This matters because you want to set a thief a lengthy guessing-task, which still has a low probability of success.
So we want to know the probability of bad-guy success (guessing the PIN) in X attempts from N possibilities (where N = 10,000 for a four-digit PIN) .. as X varies. The distribution we want is one where we keep taking samples (i.e. guessing four digits) without replacement until we sample the one success, then the thief stops and prepares to ransack your account.
My first intuition was that the curve would be cumulative-binomial. The first few trials you have no information so the probability of an early guess working is rather low. About half way through the process, you have rejected about half the possible values so now your chances of getting the PIN are rising, while at the end you've rejected so many wrong choices that your chances of the next guess being right is almost certain. But I was wrong (about the binomial).
Cumulative Binomial Distribution Function |
After some googling I came upon this. It turns out that the probability of taking exactly X attempts to correctly guess the PIN is exactly the same, 1/N, for any sequence-length of guesses.
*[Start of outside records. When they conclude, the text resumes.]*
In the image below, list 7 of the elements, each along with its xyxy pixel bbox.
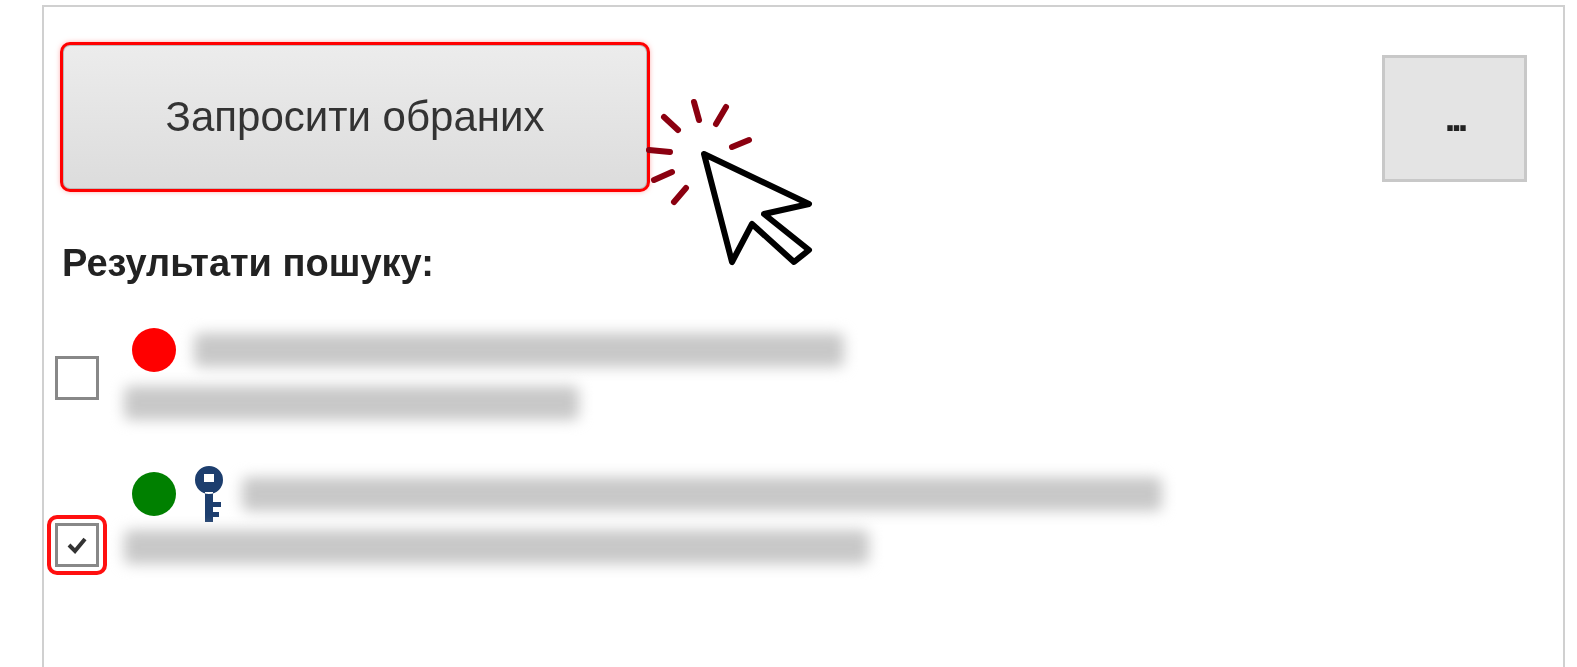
results-heading: Результати пошуку: — [62, 242, 435, 285]
checkmark-icon — [66, 536, 88, 554]
checkbox[interactable] — [55, 523, 99, 567]
request-button[interactable]: Запросити обраних — [62, 44, 648, 190]
checkbox[interactable] — [55, 356, 99, 400]
key-icon — [194, 466, 224, 522]
more-button[interactable]: ... — [1382, 55, 1527, 182]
So in the case of the four-digit PIN, your chances of guessing right the first time are 1/10,000 .. as are your chances of guessing right on the second, third and indeed ten-thousandth attempt.
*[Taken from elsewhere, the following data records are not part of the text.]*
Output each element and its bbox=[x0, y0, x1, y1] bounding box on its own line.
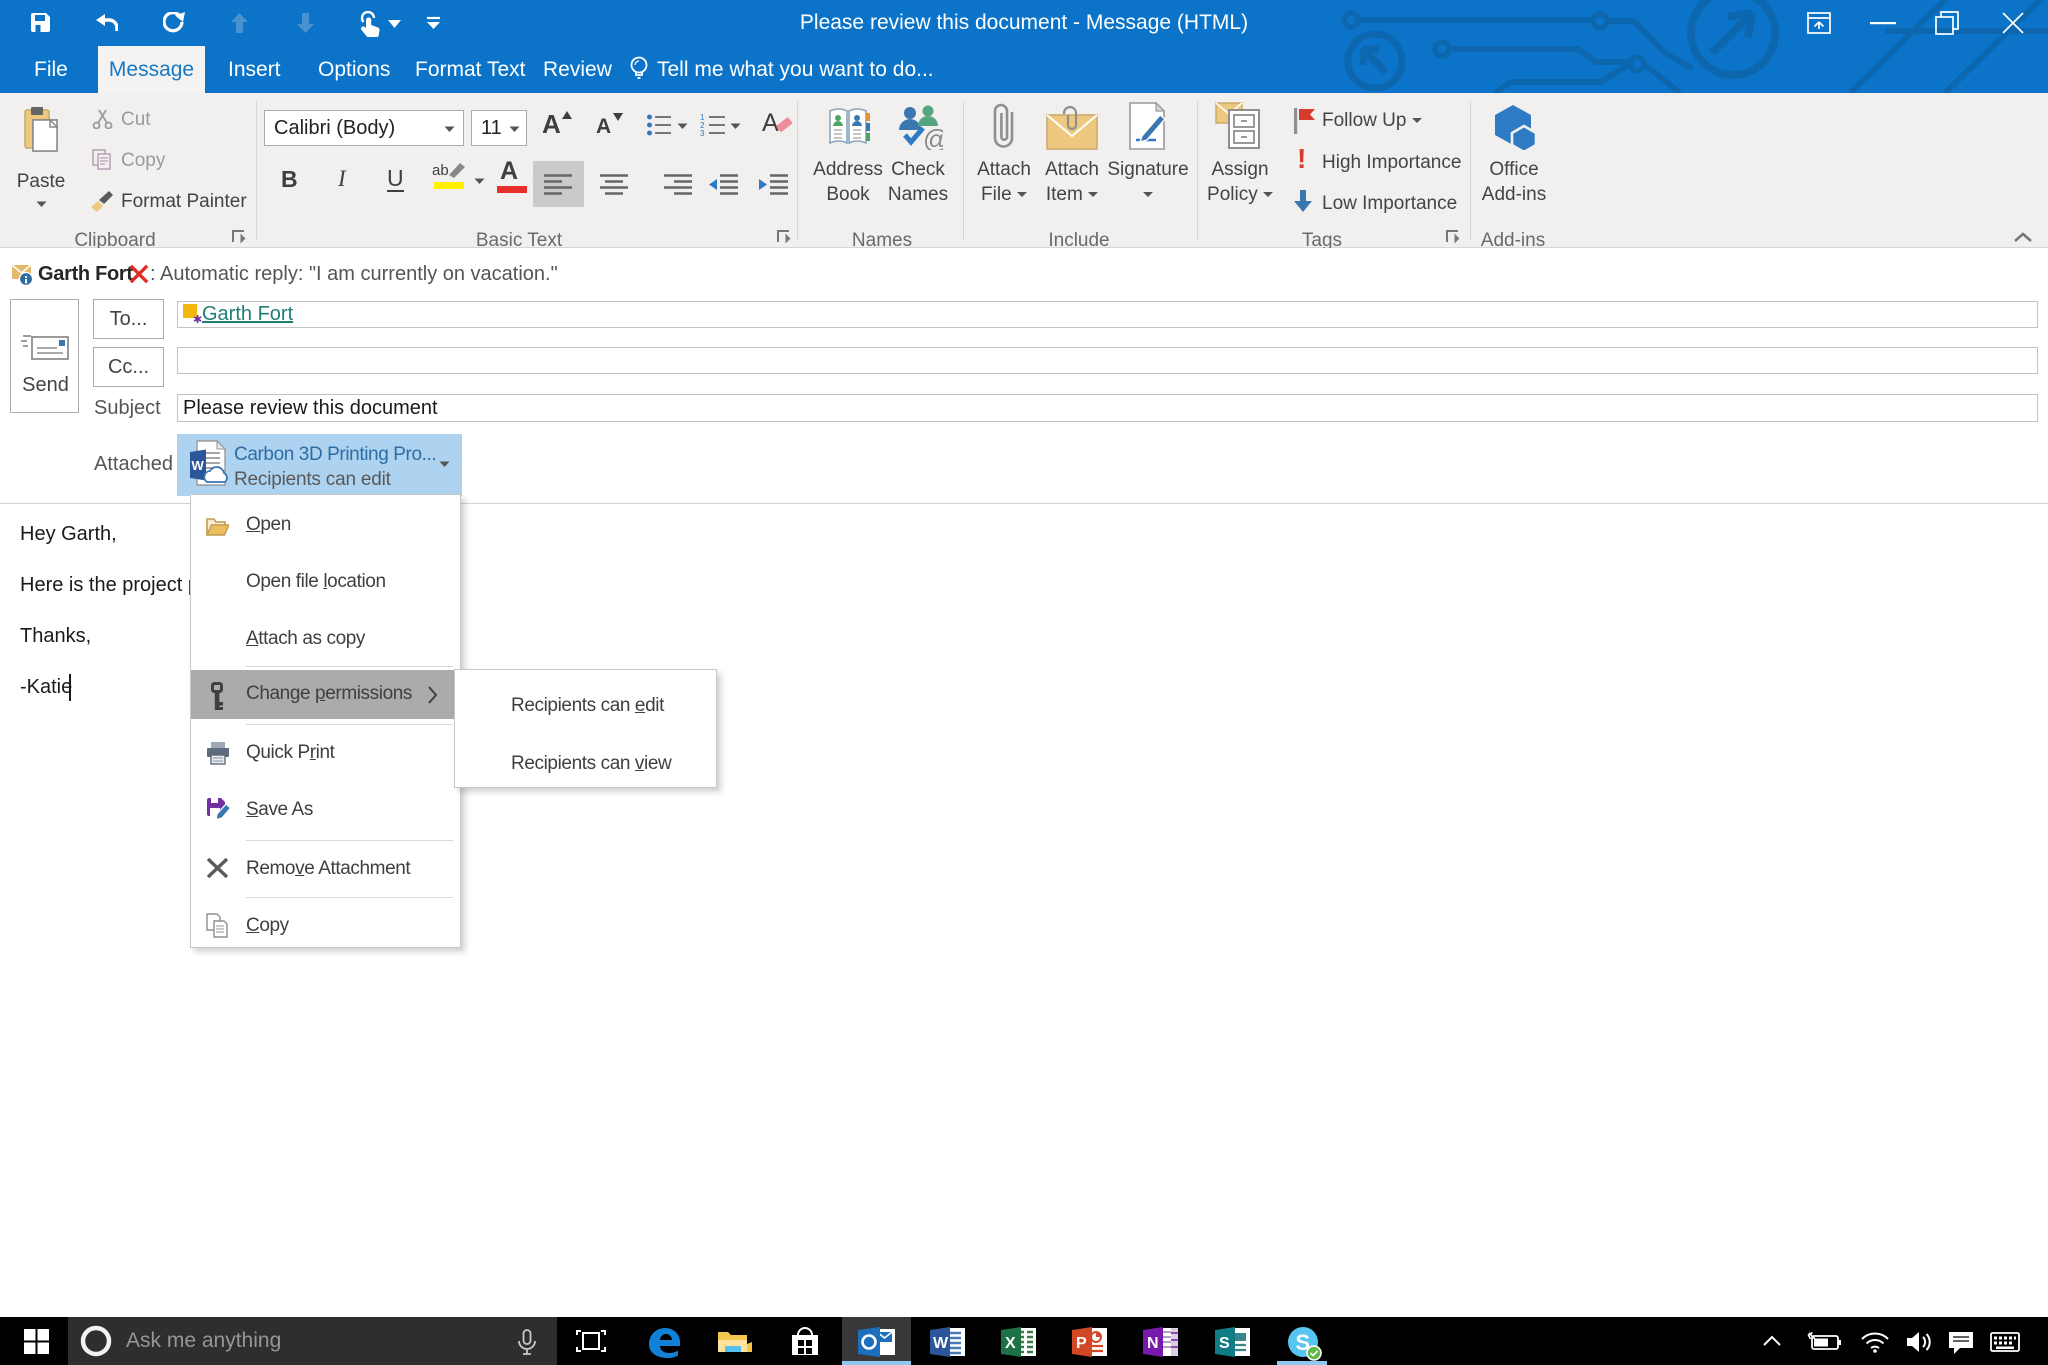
svg-text:@: @ bbox=[923, 124, 943, 150]
svg-text:N: N bbox=[1147, 1335, 1159, 1352]
svg-text:3: 3 bbox=[700, 129, 705, 137]
svg-text:ab: ab bbox=[432, 162, 449, 179]
svg-text:S: S bbox=[1219, 1335, 1230, 1352]
svg-text:X: X bbox=[1005, 1335, 1016, 1352]
svg-text:W: W bbox=[192, 458, 205, 473]
svg-text:W: W bbox=[933, 1335, 949, 1352]
svg-text:P: P bbox=[1076, 1335, 1087, 1352]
(Note: this means that all sequence lengths are equally likely before the thief has started his guessing game. Obviously the conditional probabilities change as the thief is going along - if the first 9,999 guesses are wrong, the final guess will be correct with probability one. This is explained in the link.)
The actual distribution is rectangular - what is called a uniform distribution. If the PIN can take N different values, then the x-axis registers the length of possible guess-sequences going from 1 to N, and the Y-axis shows the probability of guessing correctly in that sequence-length. The distribution is a horizontal line of height (i.e. y-intercept) 1/N. For absolute clarity, we are considering the space of all possible guessing-sequences from length 1 (first guess gets it) to N (last 'guess' gets it). The thief will actually execute only one sequence but doesn't know in advance the length of the one which will work. We assume he doesn't give up. Since the sequences are mutually-exclusive (you get it in one, or you get it in two, or you ...) we can add the various probabilities in what follows.
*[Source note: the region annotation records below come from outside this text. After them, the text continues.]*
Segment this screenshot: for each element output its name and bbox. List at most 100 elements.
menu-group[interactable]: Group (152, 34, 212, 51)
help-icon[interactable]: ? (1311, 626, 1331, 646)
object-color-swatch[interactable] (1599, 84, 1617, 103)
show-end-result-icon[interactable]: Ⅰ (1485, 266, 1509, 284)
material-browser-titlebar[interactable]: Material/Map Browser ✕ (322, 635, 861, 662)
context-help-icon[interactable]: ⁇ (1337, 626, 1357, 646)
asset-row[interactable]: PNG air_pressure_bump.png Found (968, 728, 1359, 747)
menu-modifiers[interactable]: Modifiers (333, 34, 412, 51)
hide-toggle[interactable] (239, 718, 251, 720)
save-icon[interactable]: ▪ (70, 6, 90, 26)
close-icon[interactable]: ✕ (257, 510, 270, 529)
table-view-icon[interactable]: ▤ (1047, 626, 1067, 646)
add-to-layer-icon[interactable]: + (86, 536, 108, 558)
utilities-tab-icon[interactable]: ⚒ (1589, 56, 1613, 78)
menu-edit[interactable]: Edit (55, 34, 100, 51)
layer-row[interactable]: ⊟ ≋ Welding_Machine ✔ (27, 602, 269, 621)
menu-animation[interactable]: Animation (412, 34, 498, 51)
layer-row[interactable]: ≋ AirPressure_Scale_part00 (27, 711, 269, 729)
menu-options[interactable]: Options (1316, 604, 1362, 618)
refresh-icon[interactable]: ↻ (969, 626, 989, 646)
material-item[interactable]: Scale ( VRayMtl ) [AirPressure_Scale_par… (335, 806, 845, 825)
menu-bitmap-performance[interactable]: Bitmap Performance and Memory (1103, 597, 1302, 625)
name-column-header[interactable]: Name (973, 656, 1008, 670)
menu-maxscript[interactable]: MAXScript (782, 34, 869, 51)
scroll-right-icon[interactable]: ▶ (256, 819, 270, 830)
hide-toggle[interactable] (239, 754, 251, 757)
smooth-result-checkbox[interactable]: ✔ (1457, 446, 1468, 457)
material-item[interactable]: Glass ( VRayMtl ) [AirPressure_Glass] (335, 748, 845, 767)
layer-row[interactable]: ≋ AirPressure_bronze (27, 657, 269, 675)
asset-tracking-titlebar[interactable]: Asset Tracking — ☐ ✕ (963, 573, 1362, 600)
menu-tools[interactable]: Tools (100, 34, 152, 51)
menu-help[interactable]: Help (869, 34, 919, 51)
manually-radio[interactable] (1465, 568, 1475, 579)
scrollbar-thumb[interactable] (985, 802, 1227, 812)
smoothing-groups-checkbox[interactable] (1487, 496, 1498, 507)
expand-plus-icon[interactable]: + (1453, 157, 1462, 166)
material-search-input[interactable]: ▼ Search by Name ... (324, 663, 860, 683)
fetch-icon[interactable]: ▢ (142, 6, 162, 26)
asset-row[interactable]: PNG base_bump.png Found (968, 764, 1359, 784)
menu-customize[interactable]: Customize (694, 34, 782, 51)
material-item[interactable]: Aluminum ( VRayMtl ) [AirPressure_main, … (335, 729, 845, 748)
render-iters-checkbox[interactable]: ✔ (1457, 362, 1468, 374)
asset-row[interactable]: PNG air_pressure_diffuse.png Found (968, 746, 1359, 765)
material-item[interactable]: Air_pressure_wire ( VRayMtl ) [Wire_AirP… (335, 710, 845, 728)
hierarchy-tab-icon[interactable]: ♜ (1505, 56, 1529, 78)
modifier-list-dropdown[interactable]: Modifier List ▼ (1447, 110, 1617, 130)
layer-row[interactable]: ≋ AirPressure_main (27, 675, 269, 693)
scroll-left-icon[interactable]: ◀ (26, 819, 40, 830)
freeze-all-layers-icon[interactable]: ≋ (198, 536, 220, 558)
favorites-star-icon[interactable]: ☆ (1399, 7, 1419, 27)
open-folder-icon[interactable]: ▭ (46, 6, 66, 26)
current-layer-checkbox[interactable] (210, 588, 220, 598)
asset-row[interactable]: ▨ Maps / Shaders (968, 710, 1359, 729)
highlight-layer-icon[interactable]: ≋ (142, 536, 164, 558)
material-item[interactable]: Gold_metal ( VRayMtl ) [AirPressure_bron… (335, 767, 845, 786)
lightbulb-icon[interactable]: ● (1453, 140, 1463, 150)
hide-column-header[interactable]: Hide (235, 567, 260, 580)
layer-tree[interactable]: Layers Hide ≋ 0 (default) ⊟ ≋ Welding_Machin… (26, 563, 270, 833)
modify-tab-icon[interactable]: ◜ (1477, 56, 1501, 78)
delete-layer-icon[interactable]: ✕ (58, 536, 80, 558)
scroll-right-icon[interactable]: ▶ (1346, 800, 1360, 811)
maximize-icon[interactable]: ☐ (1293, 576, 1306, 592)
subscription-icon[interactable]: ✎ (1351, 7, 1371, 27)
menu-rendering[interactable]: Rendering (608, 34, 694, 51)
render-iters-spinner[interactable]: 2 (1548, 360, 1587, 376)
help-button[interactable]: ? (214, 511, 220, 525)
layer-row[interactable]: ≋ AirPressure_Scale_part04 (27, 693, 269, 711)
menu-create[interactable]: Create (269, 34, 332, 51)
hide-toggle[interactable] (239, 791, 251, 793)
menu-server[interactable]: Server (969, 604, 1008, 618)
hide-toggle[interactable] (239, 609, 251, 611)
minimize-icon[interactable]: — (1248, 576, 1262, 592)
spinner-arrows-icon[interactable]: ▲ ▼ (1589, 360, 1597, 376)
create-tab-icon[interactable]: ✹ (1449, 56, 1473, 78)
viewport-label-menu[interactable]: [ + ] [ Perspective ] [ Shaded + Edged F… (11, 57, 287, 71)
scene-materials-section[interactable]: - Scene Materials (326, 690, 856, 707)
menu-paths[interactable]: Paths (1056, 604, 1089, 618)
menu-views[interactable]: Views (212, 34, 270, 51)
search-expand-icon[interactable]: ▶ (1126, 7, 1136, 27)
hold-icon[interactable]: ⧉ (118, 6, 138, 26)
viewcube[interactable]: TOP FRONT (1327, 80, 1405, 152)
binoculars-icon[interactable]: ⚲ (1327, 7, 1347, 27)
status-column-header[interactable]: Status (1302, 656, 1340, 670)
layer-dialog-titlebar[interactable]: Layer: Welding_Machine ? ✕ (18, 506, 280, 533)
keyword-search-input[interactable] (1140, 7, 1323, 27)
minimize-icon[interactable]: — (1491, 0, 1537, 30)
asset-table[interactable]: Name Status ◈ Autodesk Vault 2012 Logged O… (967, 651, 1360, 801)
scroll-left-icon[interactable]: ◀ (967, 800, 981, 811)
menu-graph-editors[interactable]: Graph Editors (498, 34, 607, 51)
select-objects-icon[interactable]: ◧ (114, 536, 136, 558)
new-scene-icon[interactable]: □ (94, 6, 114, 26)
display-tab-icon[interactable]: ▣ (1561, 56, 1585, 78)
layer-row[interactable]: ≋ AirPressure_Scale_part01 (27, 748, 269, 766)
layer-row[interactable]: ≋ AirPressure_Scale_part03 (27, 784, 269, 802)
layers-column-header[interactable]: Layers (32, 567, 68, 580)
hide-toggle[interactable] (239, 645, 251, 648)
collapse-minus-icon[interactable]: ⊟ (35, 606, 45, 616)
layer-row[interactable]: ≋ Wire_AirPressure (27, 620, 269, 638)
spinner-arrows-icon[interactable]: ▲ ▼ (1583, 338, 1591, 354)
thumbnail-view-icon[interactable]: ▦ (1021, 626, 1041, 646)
Example: uniform distribution for N=6 possible choices |
If your PIN is four digits then N=10,000 and the chances of correctly guessing your PIN in guess-sequences ranging in length from 1 to 500 attempts is 500/10,000 = 1/20 = 5%. If an attempt takes 6 seconds, this is 50 minutes. Note that searching the whole space of 10,000 choices takes twenty times as long = 1,000 minutes = nearly 17 hours.
If your PIN is six digits then N=1,000,000 and the chances of correctly guessing your PIN in up to 50,000 attempts is 50,000/1,000,000 = 1/20 = 5%. If an attempt takes 6 seconds, this is 5,000 minutes = around three and a half days.
The security services advise nothing shorter than six digits for secure material.